THE head of the company that owns the world’s largest trawler said today (Sunday) that his board is considering appealing a €105,000 fine imposed by an Irish court.
Diederik Parlevliet, managing director of Dutch firm Parlevliet and Van der Plas which owns super-trawler Annelies Ilena,(formerly named Atlantic Dawn) complained the skipper was ordered to pay “a vastly unproportionate” sum for a €30 breach of the law.
That’s what he claimed the amount of illegal fish was worth on the trawler which is a half-metre longer than the Croke Park pitch.
The Irish Navy and Sea Fisheries Protection officers boarded the 144.6-metre Annelies Ilena off Tory Island in November 2013.

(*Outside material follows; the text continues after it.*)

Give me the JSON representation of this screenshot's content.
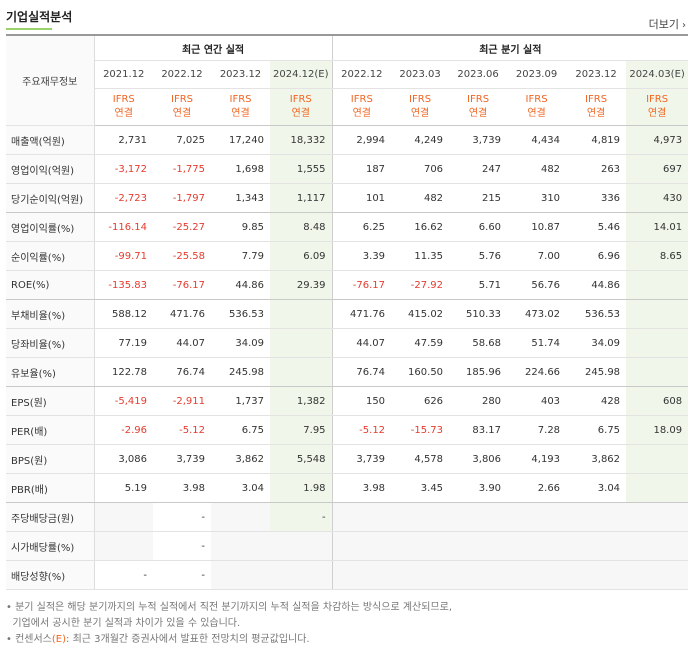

The prosecution accused the trawler crew under skipper Gerrit Plug of high-grading the catch to increase its value.
But Judge John O’Hagan on Friday at Donegal Circuit Court withdrew that charge on the grounds that there was not enough evidence for the jury to consider it.
Instead, the jury convicted 58-year-old Plug of three other breaches of EU fishing regulations
Mr Parlevliet said: “The charge of high-grading was dropped. The other charges were no more than technical offences and have nothing to do with high-grading.
“Yet our skipper has been fined a vastly unproportionate sum. We are certainly considering an appeal.”